A \( 2n \times 2n \) matrix \( A = [a_{ij}] \) has its elements defined as: \[ a_{ij} = \begin{cases} \beta(i + j), & \text{if } i + j \text{ is odd} \\ -\beta(i + j), & \text{if } i + j \text{ is even} \end{cases} \] where \( n \) is an integer greater than 2, and \( \beta \) is any non-zero real number. What is the rank of matrix \( A \)?

• A. 1
• B. 2
• C. \( n \)
• D. \( 2n \)

Hint:

When matrix elements depend only on the sum \( i + j \), look for symmetry or repetition. If every row is a scaled version of one vector, the matrix has rank 1.

Answer 1

The Correct Option is A

Step 1: Factor out the non-zero scalar \( \beta \)
Since \( \beta \) is a non-zero constant, we can factor it out of every matrix entry. The structure of matrix \( A \) is preserved, and the rank remains unchanged.

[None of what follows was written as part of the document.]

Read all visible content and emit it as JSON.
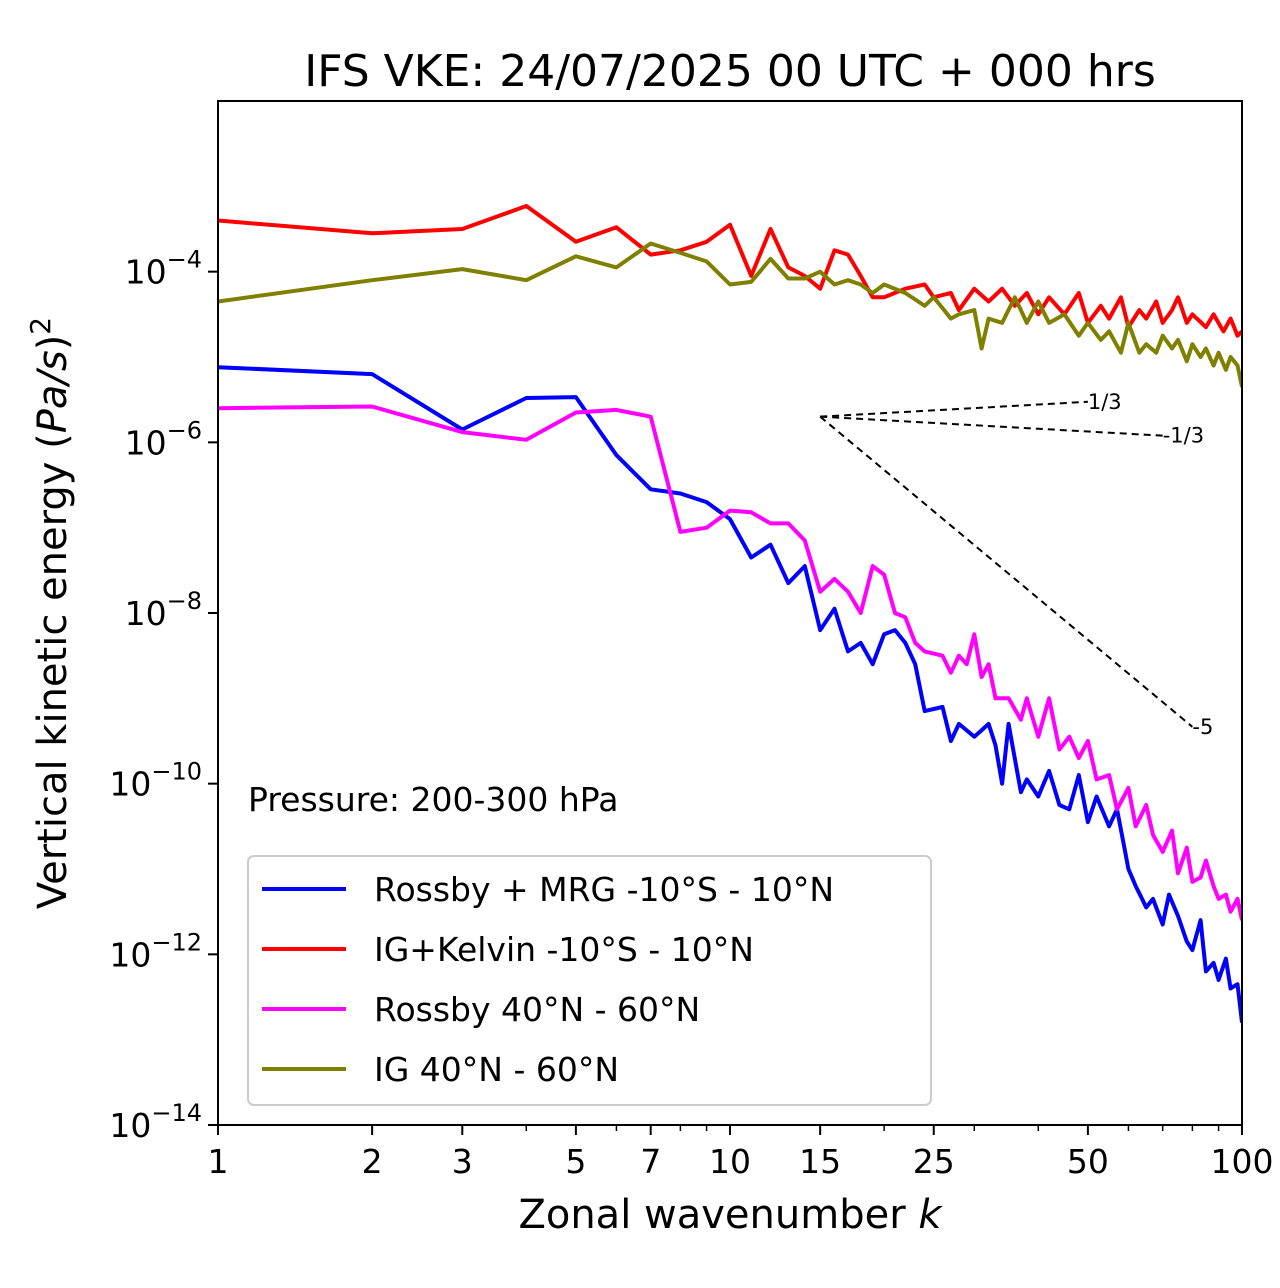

\[ A = \beta \cdot M, \quad \text{where } M = [m_{ij}], \text{ with } m_{ij} = \begin{cases} (i + j), & \text{if } i + j \text{ is odd} \\ -(i + j), & \text{if } i + j \text{ is even} \end{cases} \]
Step 2: Examine matrix pattern
Every entry in the matrix depends only on \( i + j \). Thus, all rows and columns follow a highly regular pattern.
In fact, if we examine the entire matrix, all rows are scalar multiples of one another — which implies:

\[ \text{All rows are linearly dependent.} \]
Step 3: Conclusion from structure
Since all rows and all columns are linearly dependent, the matrix has only one linearly independent row (or column).
\[ \text{So, rank of } A = 1 \]